For many law students, their legal education is not exactly what they had once pictured. Every year, bright-eyed 1Ls across the nation enter law school in hopes of becoming equipped to help others and ensure justice is served. Unfortunately, most first-year law students are given endless amounts of case law, judicial opinions, and develop ability to analyze with agonizing detail. While analysis is vital, legal analysis is only one small component of what being a lawyer is all about. The Carnegie Foundation Report reveals that most students agree this “training sometimes seems distant from the goal of learning how to talk to clients and other lawyers, understand their problems, and generate and implement useful solutions.”
According to the Report, law schools have been using the same evaluative tools for generations. These evaluative tools include single-essay exams at the end of a semester, the results of which are used to rank students. While these tools are helpful in developing legal analysis skills, they do not provide the necessary feedback for students to improve on fundamental skills.

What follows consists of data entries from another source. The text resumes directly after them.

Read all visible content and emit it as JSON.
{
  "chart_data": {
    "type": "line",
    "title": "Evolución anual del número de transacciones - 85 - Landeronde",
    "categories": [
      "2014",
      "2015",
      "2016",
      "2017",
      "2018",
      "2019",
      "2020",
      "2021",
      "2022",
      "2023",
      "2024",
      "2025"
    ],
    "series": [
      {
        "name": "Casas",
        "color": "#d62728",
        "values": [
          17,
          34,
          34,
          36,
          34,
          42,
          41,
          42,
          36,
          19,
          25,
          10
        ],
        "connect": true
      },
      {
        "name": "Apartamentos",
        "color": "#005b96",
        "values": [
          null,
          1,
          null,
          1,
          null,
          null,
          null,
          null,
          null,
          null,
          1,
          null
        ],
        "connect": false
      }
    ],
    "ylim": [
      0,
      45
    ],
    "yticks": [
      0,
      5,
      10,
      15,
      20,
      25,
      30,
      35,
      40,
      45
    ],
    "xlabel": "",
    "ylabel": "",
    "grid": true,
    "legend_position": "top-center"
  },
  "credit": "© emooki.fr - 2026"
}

Over the past few decades, law schools have attempted to address this problem by providing students with the opportunity to participate in clinical programs and externships. Campbell Law School, for example, offers its students a chance to participate in the Juvenile Justice Project and the Senior Law Clinic. Each clinic lasts an entire semester and allows students to gain hands-on experience in providing consultations and legal services to clients. Students learn the importance of forming relationships with their clients and are able to see first-hand that being a successful lawyer requires more than legal analysis and litigation skills. The externship program allows students to work at places such as a District Attorney’s Office or the North Carolina Supreme Court, where they can see every aspect of a trial, from meeting a witness or a client for the first time, to appearing before a judge and a jury.

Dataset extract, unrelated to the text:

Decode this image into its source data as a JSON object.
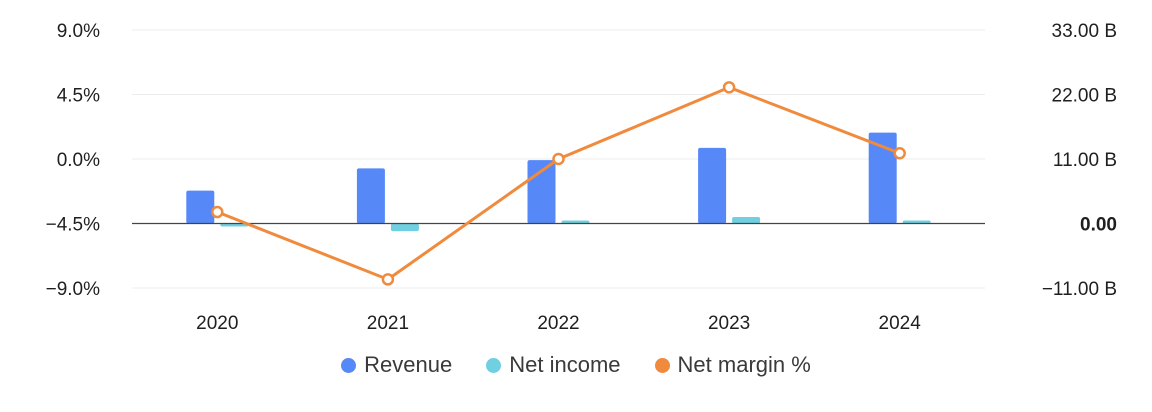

These programs take students out of the classroom and put them into the practice of law, giving them the opportunity to learn early on that lawyering skills simply are not sufficient. They learn to work with others to meet a common goal. They learn to get to know their clients and truly take an interest in client problems. They are able to see that the law does not come merely from a book—it involves interacting with others on many different levels whether in the courtroom, over lunch, or via e-mail.
So what can new attorneys expect as they begin their careers? When they are sworn in, what are they promising to their future clients? Ideally, they will put to good use their three years of education, but the reality is that much of what will be expected of these new lawyers will be skills they have likely not been taught. Schools can help eliminate this problem by implementing more programs that give students hands-on experience and go beyond how to analyze a court opinion, ace a multiple choice or essay exam, or litigate in a mock trial. These skills are vital and will always be necessary in the practice of law, but as times change, other skills become equally as important.

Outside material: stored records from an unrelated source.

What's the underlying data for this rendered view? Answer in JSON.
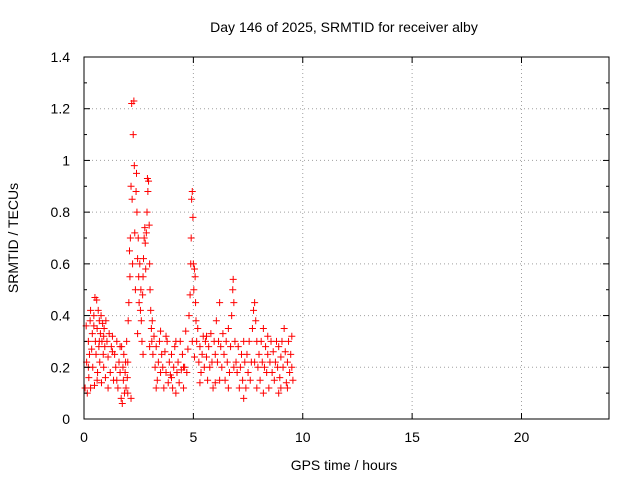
{
  "chart_data": {
    "type": "scatter",
    "title": "Day 146 of 2025, SRMTID for receiver alby",
    "xlabel": "GPS time / hours",
    "ylabel": "SRMTID / TECUs",
    "xlim": [
      0,
      24
    ],
    "ylim": [
      0,
      1.4
    ],
    "x_ticks": [
      0,
      5,
      10,
      15,
      20
    ],
    "x_tick_labels": [
      "0",
      "5",
      "10",
      "15",
      "20"
    ],
    "y_ticks": [
      0,
      0.2,
      0.4,
      0.6,
      0.8,
      1.0,
      1.2,
      1.4
    ],
    "y_tick_labels": [
      "0",
      "0.2",
      "0.4",
      "0.6",
      "0.8",
      "1",
      "1.2",
      "1.4"
    ],
    "grid": true,
    "marker": "+",
    "colors": {
      "series": "#ff0000",
      "grid": "#a0a0a0",
      "axis": "#000000"
    },
    "series": [
      {
        "name": "SRMTID",
        "points": [
          [
            0.05,
            0.12
          ],
          [
            0.1,
            0.36
          ],
          [
            0.12,
            0.22
          ],
          [
            0.15,
            0.1
          ],
          [
            0.2,
            0.3
          ],
          [
            0.22,
            0.16
          ],
          [
            0.25,
            0.25
          ],
          [
            0.28,
            0.38
          ],
          [
            0.3,
            0.12
          ],
          [
            0.35,
            0.27
          ],
          [
            0.38,
            0.33
          ],
          [
            0.4,
            0.2
          ],
          [
            0.45,
            0.36
          ],
          [
            0.48,
            0.13
          ],
          [
            0.5,
            0.47
          ],
          [
            0.52,
            0.3
          ],
          [
            0.55,
            0.25
          ],
          [
            0.58,
            0.46
          ],
          [
            0.6,
            0.35
          ],
          [
            0.62,
            0.18
          ],
          [
            0.65,
            0.42
          ],
          [
            0.68,
            0.28
          ],
          [
            0.7,
            0.38
          ],
          [
            0.72,
            0.22
          ],
          [
            0.75,
            0.33
          ],
          [
            0.78,
            0.4
          ],
          [
            0.8,
            0.14
          ],
          [
            0.82,
            0.3
          ],
          [
            0.85,
            0.37
          ],
          [
            0.88,
            0.25
          ],
          [
            0.9,
            0.2
          ],
          [
            0.92,
            0.35
          ],
          [
            0.95,
            0.28
          ],
          [
            0.98,
            0.16
          ],
          [
            1.0,
            0.38
          ],
          [
            1.05,
            0.3
          ],
          [
            1.1,
            0.24
          ],
          [
            1.15,
            0.33
          ],
          [
            1.2,
            0.18
          ],
          [
            1.25,
            0.28
          ],
          [
            1.3,
            0.32
          ],
          [
            1.35,
            0.15
          ],
          [
            1.4,
            0.25
          ],
          [
            1.45,
            0.2
          ],
          [
            1.5,
            0.3
          ],
          [
            1.55,
            0.12
          ],
          [
            1.6,
            0.22
          ],
          [
            1.65,
            0.18
          ],
          [
            1.7,
            0.08
          ],
          [
            1.72,
            0.28
          ],
          [
            1.75,
            0.06
          ],
          [
            1.78,
            0.2
          ],
          [
            1.8,
            0.15
          ],
          [
            1.82,
            0.25
          ],
          [
            1.85,
            0.1
          ],
          [
            1.88,
            0.18
          ],
          [
            1.9,
            0.22
          ],
          [
            1.92,
            0.12
          ],
          [
            1.95,
            0.3
          ],
          [
            1.98,
            0.16
          ],
          [
            2.0,
            0.22
          ],
          [
            2.02,
            0.38
          ],
          [
            2.05,
            0.45
          ],
          [
            2.08,
            0.65
          ],
          [
            2.1,
            0.55
          ],
          [
            2.12,
            0.7
          ],
          [
            2.15,
            0.9
          ],
          [
            2.18,
            1.22
          ],
          [
            2.2,
            0.85
          ],
          [
            2.22,
            0.6
          ],
          [
            2.25,
            1.1
          ],
          [
            2.28,
            1.23
          ],
          [
            2.3,
            0.98
          ],
          [
            2.32,
            0.72
          ],
          [
            2.35,
            0.5
          ],
          [
            2.38,
            0.88
          ],
          [
            2.4,
            0.95
          ],
          [
            2.42,
            0.8
          ],
          [
            2.45,
            0.62
          ],
          [
            2.48,
            0.7
          ],
          [
            2.5,
            0.55
          ],
          [
            2.52,
            0.45
          ],
          [
            2.55,
            0.6
          ],
          [
            2.58,
            0.42
          ],
          [
            2.6,
            0.5
          ],
          [
            2.62,
            0.38
          ],
          [
            2.65,
            0.3
          ],
          [
            2.68,
            0.48
          ],
          [
            2.7,
            0.55
          ],
          [
            2.72,
            0.62
          ],
          [
            2.75,
            0.7
          ],
          [
            2.78,
            0.74
          ],
          [
            2.8,
            0.68
          ],
          [
            2.82,
            0.58
          ],
          [
            2.85,
            0.72
          ],
          [
            2.88,
            0.8
          ],
          [
            2.9,
            0.93
          ],
          [
            2.92,
            0.88
          ],
          [
            2.95,
            0.92
          ],
          [
            2.98,
            0.75
          ],
          [
            3.0,
            0.6
          ],
          [
            3.02,
            0.5
          ],
          [
            3.05,
            0.42
          ],
          [
            3.08,
            0.35
          ],
          [
            3.1,
            0.3
          ],
          [
            3.12,
            0.38
          ],
          [
            3.15,
            0.25
          ],
          [
            3.2,
            0.32
          ],
          [
            3.25,
            0.2
          ],
          [
            3.3,
            0.28
          ],
          [
            3.35,
            0.15
          ],
          [
            3.4,
            0.22
          ],
          [
            3.45,
            0.3
          ],
          [
            3.5,
            0.18
          ],
          [
            3.55,
            0.25
          ],
          [
            3.6,
            0.2
          ],
          [
            3.65,
            0.12
          ],
          [
            3.7,
            0.26
          ],
          [
            3.75,
            0.18
          ],
          [
            3.8,
            0.3
          ],
          [
            3.85,
            0.14
          ],
          [
            3.9,
            0.22
          ],
          [
            3.95,
            0.17
          ],
          [
            4.0,
            0.25
          ],
          [
            4.05,
            0.12
          ],
          [
            4.1,
            0.2
          ],
          [
            4.15,
            0.28
          ],
          [
            4.2,
            0.1
          ],
          [
            4.25,
            0.18
          ],
          [
            4.3,
            0.22
          ],
          [
            4.35,
            0.14
          ],
          [
            4.4,
            0.3
          ],
          [
            4.45,
            0.19
          ],
          [
            4.5,
            0.25
          ],
          [
            4.55,
            0.12
          ],
          [
            4.6,
            0.2
          ],
          [
            4.65,
            0.34
          ],
          [
            4.7,
            0.18
          ],
          [
            4.75,
            0.27
          ],
          [
            4.8,
            0.4
          ],
          [
            4.85,
            0.48
          ],
          [
            4.88,
            0.6
          ],
          [
            4.9,
            0.7
          ],
          [
            4.92,
            0.85
          ],
          [
            4.95,
            0.88
          ],
          [
            4.98,
            0.78
          ],
          [
            5.0,
            0.6
          ],
          [
            5.02,
            0.5
          ],
          [
            5.05,
            0.58
          ],
          [
            5.08,
            0.55
          ],
          [
            5.1,
            0.45
          ],
          [
            5.12,
            0.38
          ],
          [
            5.15,
            0.3
          ],
          [
            5.2,
            0.35
          ],
          [
            5.25,
            0.22
          ],
          [
            5.3,
            0.28
          ],
          [
            5.35,
            0.18
          ],
          [
            5.4,
            0.25
          ],
          [
            5.45,
            0.32
          ],
          [
            5.5,
            0.2
          ],
          [
            5.55,
            0.3
          ],
          [
            5.6,
            0.24
          ],
          [
            5.65,
            0.15
          ],
          [
            5.7,
            0.28
          ],
          [
            5.75,
            0.2
          ],
          [
            5.8,
            0.33
          ],
          [
            5.85,
            0.22
          ],
          [
            5.9,
            0.12
          ],
          [
            5.95,
            0.3
          ],
          [
            6.0,
            0.25
          ],
          [
            6.05,
            0.38
          ],
          [
            6.1,
            0.22
          ],
          [
            6.15,
            0.3
          ],
          [
            6.2,
            0.45
          ],
          [
            6.25,
            0.28
          ],
          [
            6.3,
            0.2
          ],
          [
            6.35,
            0.33
          ],
          [
            6.4,
            0.25
          ],
          [
            6.45,
            0.15
          ],
          [
            6.5,
            0.3
          ],
          [
            6.55,
            0.22
          ],
          [
            6.6,
            0.35
          ],
          [
            6.65,
            0.18
          ],
          [
            6.7,
            0.28
          ],
          [
            6.75,
            0.4
          ],
          [
            6.8,
            0.5
          ],
          [
            6.82,
            0.54
          ],
          [
            6.85,
            0.45
          ],
          [
            6.9,
            0.3
          ],
          [
            6.95,
            0.22
          ],
          [
            7.0,
            0.18
          ],
          [
            7.05,
            0.28
          ],
          [
            7.1,
            0.12
          ],
          [
            7.15,
            0.2
          ],
          [
            7.2,
            0.25
          ],
          [
            7.25,
            0.15
          ],
          [
            7.3,
            0.3
          ],
          [
            7.35,
            0.22
          ],
          [
            7.4,
            0.12
          ],
          [
            7.45,
            0.25
          ],
          [
            7.5,
            0.18
          ],
          [
            7.55,
            0.3
          ],
          [
            7.6,
            0.15
          ],
          [
            7.65,
            0.22
          ],
          [
            7.7,
            0.35
          ],
          [
            7.75,
            0.42
          ],
          [
            7.8,
            0.45
          ],
          [
            7.85,
            0.38
          ],
          [
            7.9,
            0.3
          ],
          [
            7.95,
            0.2
          ],
          [
            8.0,
            0.25
          ],
          [
            8.05,
            0.15
          ],
          [
            8.1,
            0.3
          ],
          [
            8.15,
            0.22
          ],
          [
            8.2,
            0.1
          ],
          [
            8.25,
            0.2
          ],
          [
            8.3,
            0.28
          ],
          [
            8.35,
            0.18
          ],
          [
            8.4,
            0.25
          ],
          [
            8.45,
            0.12
          ],
          [
            8.5,
            0.22
          ],
          [
            8.55,
            0.3
          ],
          [
            8.6,
            0.18
          ],
          [
            8.65,
            0.26
          ],
          [
            8.7,
            0.15
          ],
          [
            8.75,
            0.22
          ],
          [
            8.8,
            0.3
          ],
          [
            8.85,
            0.2
          ],
          [
            8.9,
            0.28
          ],
          [
            8.95,
            0.16
          ],
          [
            9.0,
            0.24
          ],
          [
            9.05,
            0.3
          ],
          [
            9.1,
            0.2
          ],
          [
            9.15,
            0.35
          ],
          [
            9.2,
            0.26
          ],
          [
            9.25,
            0.14
          ],
          [
            9.3,
            0.22
          ],
          [
            9.35,
            0.3
          ],
          [
            9.4,
            0.18
          ],
          [
            9.45,
            0.25
          ],
          [
            9.5,
            0.2
          ],
          [
            9.55,
            0.15
          ],
          [
            0.3,
            0.42
          ],
          [
            0.45,
            0.4
          ],
          [
            0.7,
            0.3
          ],
          [
            0.9,
            0.32
          ],
          [
            1.3,
            0.26
          ],
          [
            1.5,
            0.15
          ],
          [
            1.65,
            0.28
          ],
          [
            2.0,
            0.1
          ],
          [
            2.15,
            0.08
          ],
          [
            3.3,
            0.12
          ],
          [
            3.75,
            0.32
          ],
          [
            4.2,
            0.3
          ],
          [
            4.55,
            0.2
          ],
          [
            5.3,
            0.14
          ],
          [
            5.6,
            0.32
          ],
          [
            6.2,
            0.15
          ],
          [
            6.6,
            0.12
          ],
          [
            7.3,
            0.08
          ],
          [
            7.9,
            0.12
          ],
          [
            8.4,
            0.32
          ],
          [
            8.9,
            0.1
          ],
          [
            9.3,
            0.12
          ],
          [
            9.5,
            0.32
          ],
          [
            2.45,
            0.33
          ],
          [
            2.7,
            0.25
          ],
          [
            3.0,
            0.28
          ],
          [
            4.95,
            0.3
          ],
          [
            5.05,
            0.24
          ],
          [
            6.85,
            0.2
          ],
          [
            7.8,
            0.22
          ],
          [
            1.1,
            0.12
          ],
          [
            0.2,
            0.2
          ],
          [
            0.6,
            0.15
          ],
          [
            3.5,
            0.34
          ],
          [
            4.0,
            0.16
          ],
          [
            6.0,
            0.14
          ],
          [
            8.2,
            0.35
          ],
          [
            9.0,
            0.12
          ]
        ]
      }
    ]
  }
}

The definition of a lawyer is constantly changing, and when we are sworn in we take an oath to practice to the best of our knowledge and ability. This means lawyering skills are absolutely not enough. If new attorneys, and veteran attorneys, take what they learn in the classroom and add those valuable skills to what is now required of lawyers in the 21st century, there will be a substantial change in the legal profession—a change that will benefit the legal community and more importantly, those whom we seek to help.